When change fails it is because of two reasons, politics or disconnected strategy.

And the second is often because of the first so now we are down to one reason.

 

A good experienced high level CM consultant is intensely focused on the end state. So when politics get in the way of that path they will address, mediate, argue through, dialogue and debate to keep the change momentum moving forward. In fact when they are really good they are ahead of the politics (but maybe that is another post). They have been there before in many places on different occasions (which would probably not look too good on an internal resume). It is much easier to contract with them. And much easier to let them go (which is why the good ones at first glance seem expensive-it is a very risky role-when done correctly). As a senior executive client you will have someone who will go where you can’t, won’t or hesitate to go in your organization. In my case that also means pointing out operational improvements and savings which covers that above “expensive” and often pays for the role and then some.

An internal CM consultant on the other hand must play the politics of evaluation, performance and reward. Strike one. They are also never, in my experience, placed high enough in the organization to have the needed credibility, leverage and, well political pull that is required of large scale change. Strike two. And because the politics (there it is again) of compensation typically requires a trail of deliverables (many that would never pass my “Why?” test) they will spend an inordinate amount of time creating tools, assessment, evaluations etc.
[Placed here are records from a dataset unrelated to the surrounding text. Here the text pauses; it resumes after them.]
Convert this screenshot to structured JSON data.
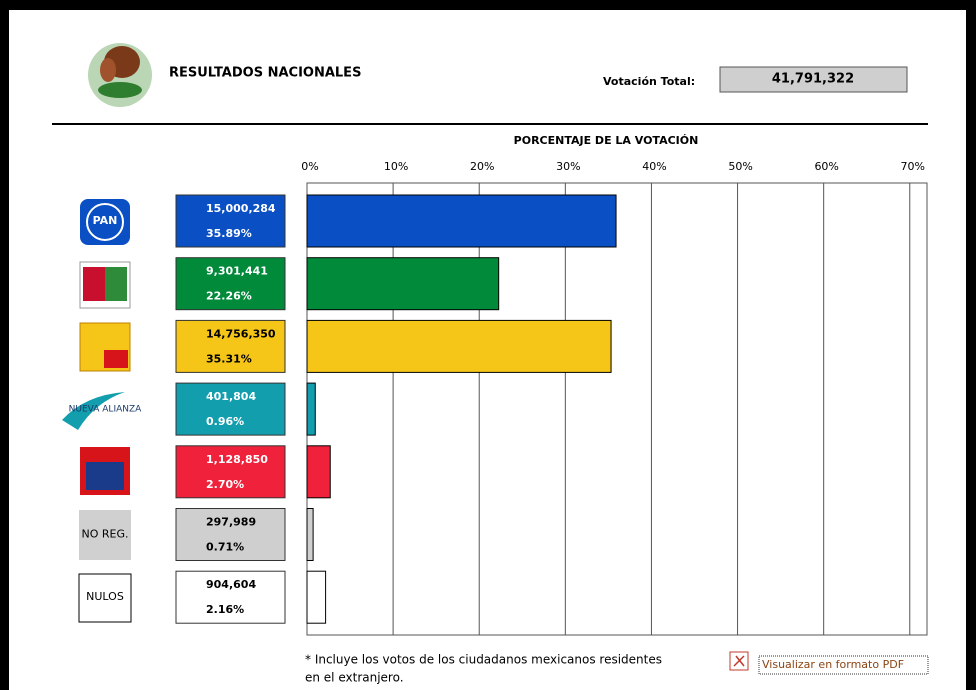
{
  "header": {
    "title": "RESULTADOS NACIONALES",
    "total_label": "Votación Total:",
    "total_value": "41,791,322"
  },
  "chart_data": {
    "type": "bar",
    "orientation": "horizontal",
    "title": "PORCENTAJE DE LA VOTACIÓN",
    "categories": [
      "PAN",
      null,
      null,
      "NUEVA ALIANZA",
      null,
      "NO REG.",
      "NULOS"
    ],
    "values": [
      35.89,
      22.26,
      35.31,
      0.96,
      2.7,
      0.71,
      2.16
    ],
    "value_labels": [
      "35.89%",
      "22.26%",
      "35.31%",
      "0.96%",
      "2.70%",
      "0.71%",
      "2.16%"
    ],
    "vote_labels": [
      "15,000,284",
      "9,301,441",
      "14,756,350",
      "401,804",
      "1,128,850",
      "297,989",
      "904,604"
    ],
    "colors": [
      "#0a4fc4",
      "#008a3a",
      "#f5c518",
      "#139eae",
      "#f0213a",
      "#cfcfcf",
      "#ffffff"
    ],
    "xlim": [
      0,
      72
    ],
    "xticks": [
      {
        "value": 0,
        "label": "0%"
      },
      {
        "value": 10,
        "label": "10%"
      },
      {
        "value": 20,
        "label": "20%"
      },
      {
        "value": 30,
        "label": "30%"
      },
      {
        "value": 40,
        "label": "40%"
      },
      {
        "value": 50,
        "label": "50%"
      },
      {
        "value": 60,
        "label": "60%"
      },
      {
        "value": 70,
        "label": "70%"
      }
    ],
    "grid": true
  },
  "footnote": [
    "* Incluye los votos de los ciudadanos mexicanos residentes",
    "en el extranjero."
  ],
  "pdf_link": "Visualizar en formato PDF"
}
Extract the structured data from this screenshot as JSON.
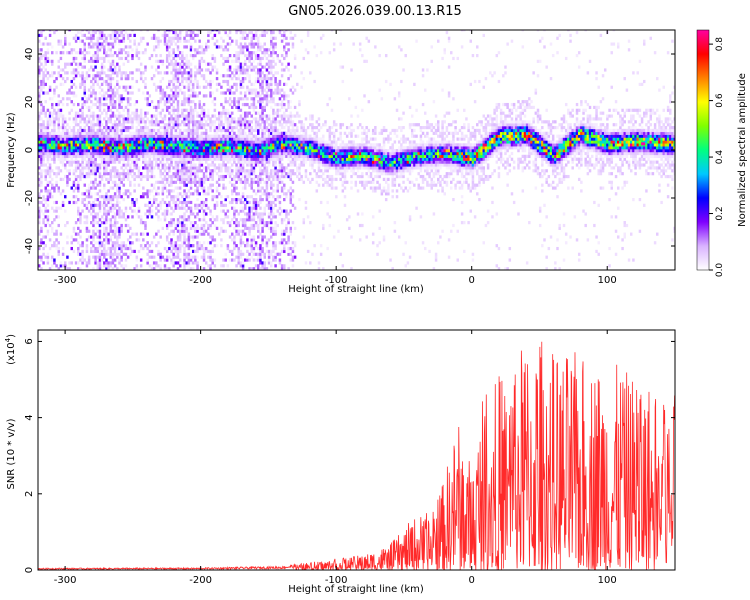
{
  "title": "GN05.2026.039.00.13.R15",
  "chart_data": [
    {
      "type": "heatmap",
      "name": "spectrogram",
      "xlabel": "Height of straight line (km)",
      "ylabel": "Frequency (Hz)",
      "xlim": [
        -320,
        150
      ],
      "ylim": [
        -50,
        50
      ],
      "xticks": [
        -300,
        -200,
        -100,
        0,
        100
      ],
      "yticks": [
        -40,
        -20,
        0,
        20,
        40
      ],
      "colorbar": {
        "label": "Normalized spectral amplitude",
        "range": [
          0.0,
          0.85
        ],
        "ticks": [
          0.0,
          0.2,
          0.4,
          0.6,
          0.8
        ],
        "tick_labels": [
          "0.0",
          "0.2",
          "0.4",
          "0.6",
          "0.8"
        ],
        "colormap": [
          "#ffffff",
          "#d9b3ff",
          "#7f00ff",
          "#0000ff",
          "#00c8ff",
          "#00ff80",
          "#80ff00",
          "#ffff00",
          "#ff8000",
          "#ff0000",
          "#ff00a0"
        ]
      },
      "ridge_trace": {
        "x": [
          -320,
          -300,
          -280,
          -260,
          -240,
          -220,
          -200,
          -180,
          -160,
          -140,
          -120,
          -100,
          -80,
          -60,
          -40,
          -20,
          0,
          20,
          40,
          60,
          80,
          100,
          120,
          150
        ],
        "y": [
          2,
          1,
          2,
          0,
          2,
          1,
          0,
          1,
          -1,
          2,
          0,
          -4,
          -3,
          -6,
          -3,
          -2,
          -4,
          5,
          6,
          -3,
          6,
          2,
          3,
          2
        ]
      },
      "peak_amplitude": 0.85,
      "peak_location": {
        "x": 125,
        "y": 2
      }
    },
    {
      "type": "line",
      "name": "snr",
      "xlabel": "Height of straight line (km)",
      "ylabel": "SNR (10 * v/v)",
      "scale_note": "(x10^4)",
      "xlim": [
        -320,
        150
      ],
      "ylim": [
        0,
        6.3
      ],
      "xticks": [
        -300,
        -200,
        -100,
        0,
        100
      ],
      "yticks": [
        0,
        2,
        4,
        6
      ],
      "color": "#ff2a2a",
      "envelope": {
        "x": [
          -320,
          -200,
          -140,
          -120,
          -100,
          -80,
          -60,
          -40,
          -30,
          -20,
          -10,
          0,
          10,
          20,
          30,
          40,
          50,
          60,
          80,
          100,
          120,
          150
        ],
        "y": [
          0.05,
          0.06,
          0.1,
          0.2,
          0.3,
          0.4,
          0.7,
          1.5,
          1.5,
          2.5,
          4.0,
          2.8,
          5.0,
          5.2,
          5.5,
          6.2,
          6.3,
          5.8,
          5.7,
          5.5,
          5.2,
          4.7
        ]
      },
      "peak": {
        "x": 50,
        "y": 6.3
      }
    }
  ]
}
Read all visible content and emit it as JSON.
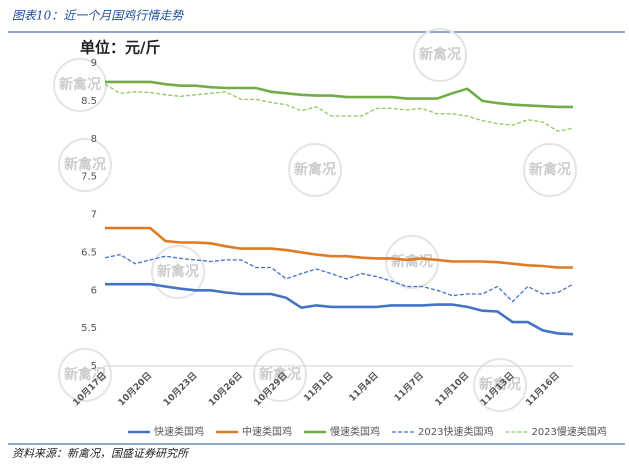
{
  "header": "图表10：近一个月国鸡行情走势",
  "source": "资料来源：新禽况，国盛证券研究所",
  "watermark": "新禽况",
  "chart_data": {
    "type": "line",
    "unit_label": "单位：元/斤",
    "categories": [
      "10月17日",
      null,
      null,
      "10月20日",
      null,
      null,
      "10月23日",
      null,
      null,
      "10月26日",
      null,
      null,
      "10月29日",
      null,
      null,
      "11月1日",
      null,
      null,
      "11月4日",
      null,
      null,
      "11月7日",
      null,
      null,
      "11月10日",
      null,
      null,
      "11月13日",
      null,
      null,
      "11月16日",
      null
    ],
    "ylim": [
      5,
      9
    ],
    "yticks": [
      5,
      5.5,
      6,
      6.5,
      7,
      7.5,
      8,
      8.5,
      9
    ],
    "grid": false,
    "series": [
      {
        "name": "快速类国鸡",
        "color": "#4472c4",
        "style": "solid",
        "values": [
          6.08,
          6.08,
          6.08,
          6.08,
          6.05,
          6.02,
          6.0,
          6.0,
          5.97,
          5.95,
          5.95,
          5.95,
          5.9,
          5.77,
          5.8,
          5.78,
          5.78,
          5.78,
          5.78,
          5.8,
          5.8,
          5.8,
          5.81,
          5.81,
          5.78,
          5.73,
          5.72,
          5.58,
          5.58,
          5.47,
          5.43,
          5.42
        ]
      },
      {
        "name": "中速类国鸡",
        "color": "#e07b24",
        "style": "solid",
        "values": [
          6.82,
          6.82,
          6.82,
          6.82,
          6.65,
          6.63,
          6.63,
          6.62,
          6.58,
          6.55,
          6.55,
          6.55,
          6.53,
          6.5,
          6.47,
          6.45,
          6.45,
          6.43,
          6.42,
          6.42,
          6.4,
          6.42,
          6.4,
          6.38,
          6.38,
          6.38,
          6.37,
          6.35,
          6.33,
          6.32,
          6.3,
          6.3
        ]
      },
      {
        "name": "慢速类国鸡",
        "color": "#70ad47",
        "style": "solid",
        "values": [
          8.75,
          8.75,
          8.75,
          8.75,
          8.72,
          8.7,
          8.7,
          8.68,
          8.67,
          8.67,
          8.67,
          8.62,
          8.6,
          8.58,
          8.57,
          8.57,
          8.55,
          8.55,
          8.55,
          8.55,
          8.53,
          8.53,
          8.53,
          8.6,
          8.66,
          8.5,
          8.47,
          8.45,
          8.44,
          8.43,
          8.42,
          8.42
        ]
      },
      {
        "name": "2023快速类国鸡",
        "color": "#4472c4",
        "style": "dashed",
        "values": [
          6.43,
          6.47,
          6.35,
          6.4,
          6.45,
          6.42,
          6.4,
          6.38,
          6.4,
          6.4,
          6.3,
          6.3,
          6.15,
          6.22,
          6.28,
          6.22,
          6.15,
          6.22,
          6.18,
          6.12,
          6.05,
          6.05,
          6.0,
          5.93,
          5.95,
          5.95,
          6.05,
          5.85,
          6.05,
          5.95,
          5.97,
          6.08
        ]
      },
      {
        "name": "2023慢速类国鸡",
        "color": "#8fc95f",
        "style": "dashed",
        "values": [
          8.72,
          8.6,
          8.62,
          8.61,
          8.58,
          8.56,
          8.58,
          8.6,
          8.62,
          8.52,
          8.52,
          8.48,
          8.45,
          8.37,
          8.42,
          8.3,
          8.3,
          8.3,
          8.4,
          8.4,
          8.38,
          8.4,
          8.33,
          8.33,
          8.3,
          8.24,
          8.2,
          8.18,
          8.25,
          8.22,
          8.1,
          8.14
        ]
      }
    ]
  }
}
Expensive-strike three.

 

OK. Self serving and harsh. Guilty I am.

 

So how about both?

You can cover the external cost by using a value-based-tied-to-business objectives contract. And you can leverage the external to develop internal competencies (an ethical consultant will insist on this, any firm that is focused on revenue and footprints will not, sorry to insinuate that is unethical, but, well,…). You now have a resource to use to build future capabilities internally. Short engagements, retainers, help with individual projects from the external can be a cost effective way to address development later without having the in house expense.

 

The advantages of internal CM consultants. Only fair, right?

  • They are deliverable based
  • They are good at politics in the middle of the organization
  • In the short run they can be cheaper
  • They have loyalty to the organization (you hope) for the motivation of others

And finally a third option-

Use an external for an upcoming large scale change, build a change management entity concurrently and take advantage of the positives of both while successfully completing a “pilot” change initiative. And walk away with a structure that can be used again for the next corporate strategy implementation.